The Golf Alltrack is expected to drop this month, so if you haven't seen one at your local VW dealership, you will soon. Available in 3 trims, the Golf Alltrack is expected to start at $26,670:
Base S Model
- Starts at $26,670
- Leatherette Seats
- Front Seat Heating
- Cruise Control
- 8 Speaker Audio System
- 6.5” Touchscreen w/Rearview Camera
- Includes everything from the S
- Starts at $30,000
- Panoramic Sunroof
- Keyless Accessible
- Push-Button Starting
- Fender Audio System
- Includes everything from the S and SE
- Starts at $33,710
- Dual-Zone Climate Control
- Power Driver Seat w/ Power Lumbar
For $845, an optional driver assistance package is available for the S and SE, adding:
- Adaptive Cruise Control
- Forward Collision Warning
- Automatic Emergency Braking
- Parking Steering Assistance
- Rear Park Safety Control
A similar package is available for the SEL at $1995, and adds everything above plus:
- Lane Departure Warning
- High Beam Control
- Bi-Xenon Headlights
The Golf Alltrack can handle the road less traveled thanks to the 4Motion AWD system.

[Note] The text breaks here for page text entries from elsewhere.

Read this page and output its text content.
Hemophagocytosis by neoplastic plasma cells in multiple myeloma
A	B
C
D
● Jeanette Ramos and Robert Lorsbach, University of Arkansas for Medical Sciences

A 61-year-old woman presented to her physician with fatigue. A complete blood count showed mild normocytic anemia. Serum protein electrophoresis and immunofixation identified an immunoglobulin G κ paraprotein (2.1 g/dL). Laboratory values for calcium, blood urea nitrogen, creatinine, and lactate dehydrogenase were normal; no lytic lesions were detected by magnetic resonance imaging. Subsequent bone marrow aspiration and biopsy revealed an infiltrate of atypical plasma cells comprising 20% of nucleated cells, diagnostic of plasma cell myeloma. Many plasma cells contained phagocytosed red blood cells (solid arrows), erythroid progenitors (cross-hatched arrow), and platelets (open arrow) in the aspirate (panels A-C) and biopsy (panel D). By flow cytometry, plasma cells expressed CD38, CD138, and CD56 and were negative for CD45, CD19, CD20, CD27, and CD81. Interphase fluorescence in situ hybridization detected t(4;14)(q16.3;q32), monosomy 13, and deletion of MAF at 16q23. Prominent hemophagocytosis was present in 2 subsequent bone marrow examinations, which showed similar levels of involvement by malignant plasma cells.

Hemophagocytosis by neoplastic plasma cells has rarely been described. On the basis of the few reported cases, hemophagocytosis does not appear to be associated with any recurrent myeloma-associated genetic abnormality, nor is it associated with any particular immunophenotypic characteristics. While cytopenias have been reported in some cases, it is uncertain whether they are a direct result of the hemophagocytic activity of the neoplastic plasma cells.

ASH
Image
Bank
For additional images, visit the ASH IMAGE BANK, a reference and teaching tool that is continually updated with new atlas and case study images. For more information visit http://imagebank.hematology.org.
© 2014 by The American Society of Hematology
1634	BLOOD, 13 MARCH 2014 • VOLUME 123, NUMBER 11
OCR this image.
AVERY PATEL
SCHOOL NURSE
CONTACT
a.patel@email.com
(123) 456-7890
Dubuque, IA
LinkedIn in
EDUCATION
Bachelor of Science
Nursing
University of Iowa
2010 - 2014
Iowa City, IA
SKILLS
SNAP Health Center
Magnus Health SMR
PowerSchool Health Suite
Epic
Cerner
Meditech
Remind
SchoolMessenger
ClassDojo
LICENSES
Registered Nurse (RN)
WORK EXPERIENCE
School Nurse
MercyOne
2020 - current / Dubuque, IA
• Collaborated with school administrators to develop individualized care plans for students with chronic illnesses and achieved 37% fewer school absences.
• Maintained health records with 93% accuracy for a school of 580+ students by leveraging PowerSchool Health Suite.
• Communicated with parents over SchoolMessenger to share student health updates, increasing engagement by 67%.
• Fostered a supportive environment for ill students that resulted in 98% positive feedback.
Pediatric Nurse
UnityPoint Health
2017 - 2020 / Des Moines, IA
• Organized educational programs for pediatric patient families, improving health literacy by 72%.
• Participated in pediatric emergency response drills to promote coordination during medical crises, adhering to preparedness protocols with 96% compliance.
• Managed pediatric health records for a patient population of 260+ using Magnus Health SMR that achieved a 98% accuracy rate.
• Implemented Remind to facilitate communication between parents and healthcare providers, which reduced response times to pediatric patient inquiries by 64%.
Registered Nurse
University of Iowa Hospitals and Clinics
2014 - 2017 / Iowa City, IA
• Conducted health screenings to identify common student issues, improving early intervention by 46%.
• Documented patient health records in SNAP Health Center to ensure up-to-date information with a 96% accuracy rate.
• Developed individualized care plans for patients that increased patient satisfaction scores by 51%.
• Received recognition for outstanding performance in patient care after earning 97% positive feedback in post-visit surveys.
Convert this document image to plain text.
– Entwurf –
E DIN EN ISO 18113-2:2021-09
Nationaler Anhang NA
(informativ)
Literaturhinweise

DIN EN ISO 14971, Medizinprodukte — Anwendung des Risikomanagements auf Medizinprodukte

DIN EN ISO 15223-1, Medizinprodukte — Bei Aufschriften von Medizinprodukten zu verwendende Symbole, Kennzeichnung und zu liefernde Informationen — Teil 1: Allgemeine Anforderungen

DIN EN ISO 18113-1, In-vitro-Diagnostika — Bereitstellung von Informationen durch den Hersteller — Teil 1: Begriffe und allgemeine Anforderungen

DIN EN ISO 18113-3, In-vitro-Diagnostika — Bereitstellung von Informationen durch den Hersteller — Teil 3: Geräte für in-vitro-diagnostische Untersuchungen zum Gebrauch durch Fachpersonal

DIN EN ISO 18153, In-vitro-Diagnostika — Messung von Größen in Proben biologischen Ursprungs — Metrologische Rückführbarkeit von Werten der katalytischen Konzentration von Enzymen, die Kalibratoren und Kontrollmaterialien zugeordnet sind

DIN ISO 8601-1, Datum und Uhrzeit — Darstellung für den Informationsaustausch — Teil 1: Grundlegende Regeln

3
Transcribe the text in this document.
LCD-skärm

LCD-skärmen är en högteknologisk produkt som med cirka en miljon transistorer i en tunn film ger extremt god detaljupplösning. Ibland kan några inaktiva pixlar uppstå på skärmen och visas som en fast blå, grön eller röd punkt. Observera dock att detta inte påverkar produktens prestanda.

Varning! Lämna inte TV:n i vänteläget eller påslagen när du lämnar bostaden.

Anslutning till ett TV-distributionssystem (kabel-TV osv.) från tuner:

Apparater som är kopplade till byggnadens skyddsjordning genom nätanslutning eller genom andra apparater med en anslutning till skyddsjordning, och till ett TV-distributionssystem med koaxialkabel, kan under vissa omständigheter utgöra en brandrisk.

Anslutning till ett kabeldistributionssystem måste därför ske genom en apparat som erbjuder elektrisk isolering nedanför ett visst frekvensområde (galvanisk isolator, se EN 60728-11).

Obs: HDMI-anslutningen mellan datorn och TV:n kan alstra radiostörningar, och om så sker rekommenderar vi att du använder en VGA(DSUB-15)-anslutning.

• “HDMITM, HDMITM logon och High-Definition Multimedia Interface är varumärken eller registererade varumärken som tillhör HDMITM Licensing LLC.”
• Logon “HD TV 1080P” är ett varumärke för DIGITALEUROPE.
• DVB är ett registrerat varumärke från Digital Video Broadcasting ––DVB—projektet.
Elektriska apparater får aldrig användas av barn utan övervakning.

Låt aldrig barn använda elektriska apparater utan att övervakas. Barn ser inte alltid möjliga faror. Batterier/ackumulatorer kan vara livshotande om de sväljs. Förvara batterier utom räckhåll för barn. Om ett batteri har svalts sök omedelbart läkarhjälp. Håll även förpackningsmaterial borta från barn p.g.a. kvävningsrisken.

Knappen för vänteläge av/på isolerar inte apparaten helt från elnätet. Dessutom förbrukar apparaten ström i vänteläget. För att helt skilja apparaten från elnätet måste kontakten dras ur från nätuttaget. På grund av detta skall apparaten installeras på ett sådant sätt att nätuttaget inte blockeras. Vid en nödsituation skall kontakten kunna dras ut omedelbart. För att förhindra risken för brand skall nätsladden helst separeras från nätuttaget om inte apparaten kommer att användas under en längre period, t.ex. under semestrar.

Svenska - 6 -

Yes, Volkswagen's popular 4Motion AWD system will be front and center in the Golf Alltrack, offering some much-anticipated capability. However, thanks to a decoupled rear axle from the driveline, the Alltrack has the feel of a front wheel drive Golf in normal drive mode. When the time comes to trade in the paved road for the gravel path, it's as easy as switching to the “Off-Road” setting from the Golf Alltrack's driving mode selector. This mode enables hill-decent control and also expands the ABS pulses so braking distances on varying terrains like dirt, snow, and gravel are shortened.
Under the Hood
The new Golf Alltrack can maintain a top speed of 125 mph.
The Golf Alltrack is powered by the 1.8L Turbo Four w/DOHC and Direct Injection, which should provide plenty of power considering it's the same engine in the SportWagen. In fact, it even shares the same estimated 22/30/25 EPA fuel economy.
With 170 HP, the Golf Alltrack should be able to go from 0-60 in about 7.7 seconds, a quarter mile in 15.9 seconds, and maintain a top speed of 125 mph. This should be plenty of zip for those spending most of the time on the highway and sufficient power for those who need to go off-road once in a while.
The Golf Alltrack offers 30.4 cubic ft of interior space, and that number grows to 66 when the rear seats are folded. For the five passengers the Alltrack can hold, they'll find the interior surprisingly roomy.
With a wheelbase of 103.5", it's slightly shorter than the Outback; however, this adds to the sportier feel the Golf Alltrack provides. With curb weight of 3300 lbs, the Golf Alltrack is lighter than its contemporaries, and you'll feel the difference when turning sharp corners.
On-Track with the Alltrack
What's most exciting about the Golf Alltrack is that this is just the beginning. We've outlined why the Alltrack is a better choice than the Outback, but for us, the choice was always clear.
With Volkswagen's legendary reputation for on-road efficiency, it was only a matter of time before the wagon segment took itself off-road. Mark our words, the Golf Alltrack will be a car to watch now and in the future.